There are splitters for these, but only for some cases (no mask, and
in one case also not xmm32+ reg) that change those into just a copy or load
of the low part subreg, but if those can't be used, the vextract* insns
don't accept memory input operand, but 3 of the 4 patterns have
nonimmediate_operand input, which is wrong for the masked case, and the
other one uses register_operand, even when the splitter can handle
nonimmediate_operand when not masked.
Thus this patch makes sure that the input is nonimmediate_operand and v,vm
if not masked and register_operand and v,v if masked, returns "#" to ensure
splitting in cases the input is a memory, simplifies the conditions (for
masked we don't need to test at runtime if both arguments aren't MEMs,
because the predicate is now register_operand with v constraint), and
changes the single case that used register_operand to follow the rest.
Bootstrapped/regtested on x86_64-linux and i686-linux, ok for trunk?
2017-06-29 Jakub Jelinek <jakub@redhat.com>
PR target/81225
* config/i386/sse.md (vec_extract_lo_<mode><mask_name>): For
V8FI, V16FI and VI8F_256 iterators, use <store_mask_predicate> instead
of nonimmediate_operand and <store_mask_constraint> instead of m for
the input operand. For V8FI iterator, always split if input is a MEM.
For V16FI and V8SF_256 iterators, don't test if both operands are MEM
if <mask_applied>. For VI4F_256 iterator, use <store_mask_predicate>
instead of register_operand and <store_mask_constraint> instead of v for
the input operand.

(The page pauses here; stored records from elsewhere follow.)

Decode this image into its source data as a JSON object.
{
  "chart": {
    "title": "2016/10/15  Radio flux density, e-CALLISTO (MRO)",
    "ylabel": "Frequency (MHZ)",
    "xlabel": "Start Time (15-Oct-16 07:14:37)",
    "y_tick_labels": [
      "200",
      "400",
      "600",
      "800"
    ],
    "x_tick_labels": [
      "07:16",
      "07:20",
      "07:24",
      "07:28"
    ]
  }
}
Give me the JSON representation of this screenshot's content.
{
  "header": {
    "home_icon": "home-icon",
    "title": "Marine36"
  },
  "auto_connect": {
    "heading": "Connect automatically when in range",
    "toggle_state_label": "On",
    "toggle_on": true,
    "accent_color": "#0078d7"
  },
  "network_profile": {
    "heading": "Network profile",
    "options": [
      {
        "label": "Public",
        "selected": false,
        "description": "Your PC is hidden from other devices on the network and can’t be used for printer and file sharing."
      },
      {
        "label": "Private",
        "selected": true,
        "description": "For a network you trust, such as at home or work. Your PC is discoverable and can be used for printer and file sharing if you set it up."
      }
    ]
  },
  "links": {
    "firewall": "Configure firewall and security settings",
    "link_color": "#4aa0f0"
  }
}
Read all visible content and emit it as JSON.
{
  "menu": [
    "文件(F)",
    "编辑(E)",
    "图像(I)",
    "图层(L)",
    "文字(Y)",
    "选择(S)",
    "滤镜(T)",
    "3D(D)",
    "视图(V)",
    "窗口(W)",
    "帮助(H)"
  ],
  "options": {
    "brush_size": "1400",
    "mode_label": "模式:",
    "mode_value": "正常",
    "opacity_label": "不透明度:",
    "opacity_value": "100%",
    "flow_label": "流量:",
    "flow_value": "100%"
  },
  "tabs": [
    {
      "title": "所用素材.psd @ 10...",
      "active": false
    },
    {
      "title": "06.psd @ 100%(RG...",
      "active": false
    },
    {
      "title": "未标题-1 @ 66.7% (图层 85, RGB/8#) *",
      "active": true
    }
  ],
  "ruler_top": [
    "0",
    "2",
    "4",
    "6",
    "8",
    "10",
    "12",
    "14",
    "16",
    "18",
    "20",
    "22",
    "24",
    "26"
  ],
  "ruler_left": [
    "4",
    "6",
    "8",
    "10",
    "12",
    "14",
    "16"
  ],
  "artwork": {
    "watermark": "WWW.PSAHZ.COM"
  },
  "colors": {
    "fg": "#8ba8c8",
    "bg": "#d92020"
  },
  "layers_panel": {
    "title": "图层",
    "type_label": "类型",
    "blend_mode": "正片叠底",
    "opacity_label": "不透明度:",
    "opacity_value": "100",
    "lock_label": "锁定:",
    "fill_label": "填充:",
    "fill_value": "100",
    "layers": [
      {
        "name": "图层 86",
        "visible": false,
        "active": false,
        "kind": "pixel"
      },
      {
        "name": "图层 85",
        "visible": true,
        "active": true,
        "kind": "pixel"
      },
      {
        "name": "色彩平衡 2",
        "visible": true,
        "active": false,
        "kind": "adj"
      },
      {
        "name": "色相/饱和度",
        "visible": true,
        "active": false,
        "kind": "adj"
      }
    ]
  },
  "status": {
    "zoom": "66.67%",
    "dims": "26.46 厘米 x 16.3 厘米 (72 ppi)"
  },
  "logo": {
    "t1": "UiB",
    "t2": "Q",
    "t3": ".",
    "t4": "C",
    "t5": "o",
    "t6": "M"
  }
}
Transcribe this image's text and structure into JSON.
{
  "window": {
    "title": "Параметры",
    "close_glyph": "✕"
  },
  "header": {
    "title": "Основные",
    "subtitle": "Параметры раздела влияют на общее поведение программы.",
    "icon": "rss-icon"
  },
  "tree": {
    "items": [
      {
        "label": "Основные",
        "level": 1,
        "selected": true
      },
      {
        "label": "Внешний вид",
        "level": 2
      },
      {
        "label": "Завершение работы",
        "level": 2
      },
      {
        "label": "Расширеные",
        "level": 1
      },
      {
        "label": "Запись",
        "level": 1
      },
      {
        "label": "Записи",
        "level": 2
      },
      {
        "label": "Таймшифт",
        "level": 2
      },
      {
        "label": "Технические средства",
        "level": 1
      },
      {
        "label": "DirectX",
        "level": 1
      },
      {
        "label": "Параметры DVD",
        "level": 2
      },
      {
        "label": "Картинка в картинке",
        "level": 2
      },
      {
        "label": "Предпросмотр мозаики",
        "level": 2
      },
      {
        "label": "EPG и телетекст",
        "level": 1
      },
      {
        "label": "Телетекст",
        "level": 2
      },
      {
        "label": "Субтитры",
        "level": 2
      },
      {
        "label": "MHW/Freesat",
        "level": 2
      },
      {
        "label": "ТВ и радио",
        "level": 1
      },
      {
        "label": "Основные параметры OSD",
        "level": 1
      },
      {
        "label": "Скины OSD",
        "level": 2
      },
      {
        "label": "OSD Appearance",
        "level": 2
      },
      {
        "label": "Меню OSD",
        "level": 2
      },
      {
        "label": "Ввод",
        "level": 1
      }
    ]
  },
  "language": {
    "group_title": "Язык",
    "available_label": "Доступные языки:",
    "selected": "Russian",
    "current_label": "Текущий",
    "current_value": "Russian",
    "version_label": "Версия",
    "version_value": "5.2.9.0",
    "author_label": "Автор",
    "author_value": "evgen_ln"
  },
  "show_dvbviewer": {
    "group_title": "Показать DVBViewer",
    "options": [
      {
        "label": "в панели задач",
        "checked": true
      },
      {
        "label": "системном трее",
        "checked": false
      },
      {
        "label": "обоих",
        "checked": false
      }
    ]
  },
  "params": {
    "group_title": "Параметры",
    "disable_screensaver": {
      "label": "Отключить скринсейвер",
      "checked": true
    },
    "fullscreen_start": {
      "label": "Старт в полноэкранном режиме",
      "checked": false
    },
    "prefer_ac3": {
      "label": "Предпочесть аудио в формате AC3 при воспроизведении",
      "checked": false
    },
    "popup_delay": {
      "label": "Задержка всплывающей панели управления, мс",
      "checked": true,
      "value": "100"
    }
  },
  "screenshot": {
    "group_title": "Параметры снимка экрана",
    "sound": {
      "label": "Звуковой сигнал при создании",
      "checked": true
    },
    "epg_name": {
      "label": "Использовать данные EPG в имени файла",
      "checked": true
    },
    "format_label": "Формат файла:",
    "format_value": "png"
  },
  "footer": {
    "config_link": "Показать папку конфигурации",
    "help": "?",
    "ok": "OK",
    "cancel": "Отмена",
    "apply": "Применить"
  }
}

Make sure both operands aren't MEMs for if not
<mask_applied>.
* gcc.target/i386/pr81225.c: New test.
--- gcc/config/i386/sse.md.jj 2017-06-21 22:01:41.000000000 +0200
+++ gcc/config/i386/sse.md 2017-06-28 12:30:49.304820307 +0200
@@ -7359,13 +7359,13 @@ (define_insn "vec_extract_lo_<mode>_mask
(define_insn "vec_extract_lo_<mode><mask_name>"
[(set (match_operand:<ssehalfvecmode> 0 "<store_mask_predicate>" "=<store_mask_constraint>,v")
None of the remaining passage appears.